Friday, June 04, 2004

harness your horse and catch the wind


That's not *actually* the title of what I'm listening to, but it is the real title of a Tuvan throat singing song that I have somewhere...just not the actual bit I'm listening to. There's a really good film called Genghis Blues about this amazing singing style and the effect it had on a blind blues man called Paul Pena, who taught himself to sing it after hearing it on shortwave radio from Moscow, and eventually got invited to Tuva to compete in their singing competition...terrific stuff and a potent reminder of how lucky we are to be able to hear each other across the world.

I'm a pretty quiet and shy kind of person, but I have a recurring desire to want to be really good at doing something in the arena of musical performance, so I tried to learn Tuvan throat singing. Long car trips (luckily I was alone) turned into "EEeeeeeeeAaahahahhaaaaaaooooooooouuuuuuuu" as I tried to coax a harmonic out of my voice. I think I might have made a start on the "karygra" style, but mainly the only result was a sore throat and an appreciation of the level of control it takes to do this.

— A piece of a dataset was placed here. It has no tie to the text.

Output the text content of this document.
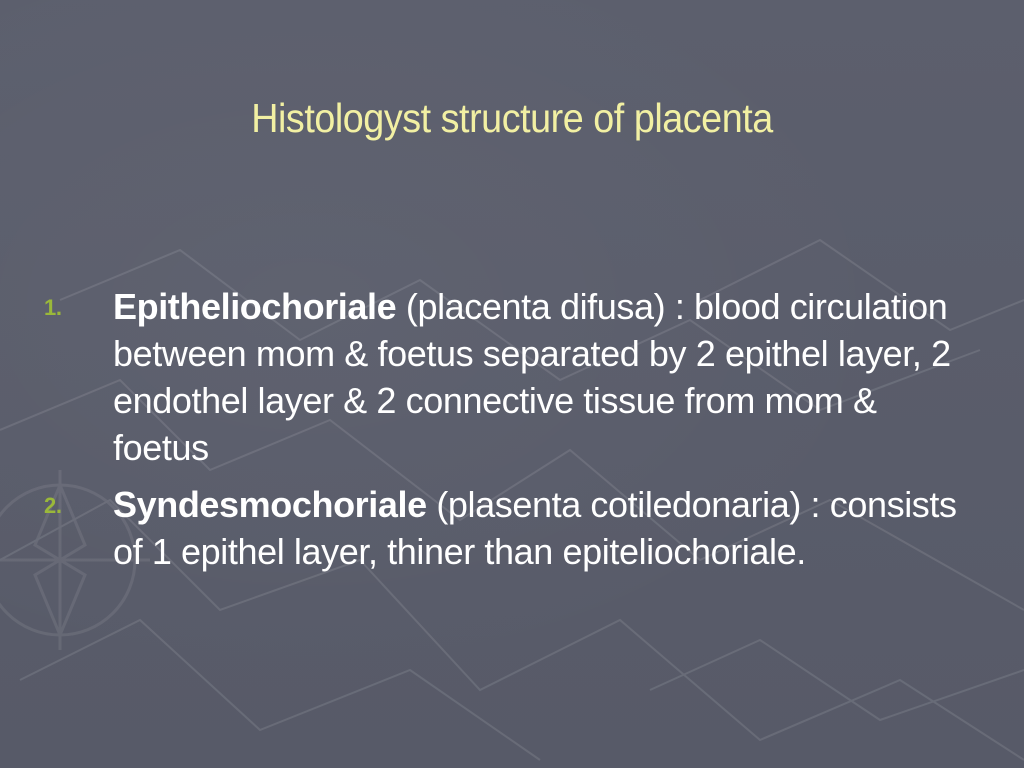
Histologyst structure of placenta
1. Epitheliochoriale (placenta difusa) : blood circulation between mom & foetus separated by 2 epithel layer, 2 endothel layer & 2 connective tissue from mom & foetus
2. Syndesmochoriale (plasenta cotiledonaria) : consists of 1 epithel layer, thiner than epiteliochoriale.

Actually I started this entry wanting to point readers to my friend Daniel Bowen's latest missive, a summary of how volunteers can force a pig-headed government to fix something that's broken, even when they claim it isn't? How? With video cameras and some organizing.

It was another nice day at the office today. Fixed a bug with how one of my programs interacts with our database, and I watched a corporate helicopter land and take off at the building opposite ours (see pic from a few days ago). FPL, our local electron wranglers, fly execs and secure documents regarding the two nuclear power plants in our area between that office and the Miami office. One of my colleagues used to work for them and he said that legally they had to do this for any written material regarding operations at the two nuclear plants. Wonder if they had a list of doughnut deliveries to Sector 7G?

Lastly my brother's computer got it's domain name back, so I can start my pursuit of beta testers for Mercury Mailroom. I also got a 120GB drive into the new computer and hooked up my VCR to the video capture card and, for the first time ever, the whole thing worked smoothly! I can start turning my old VHS tapes into DVDs, though there seems to be no easy ways to do chapter points without VERY slow video editing software.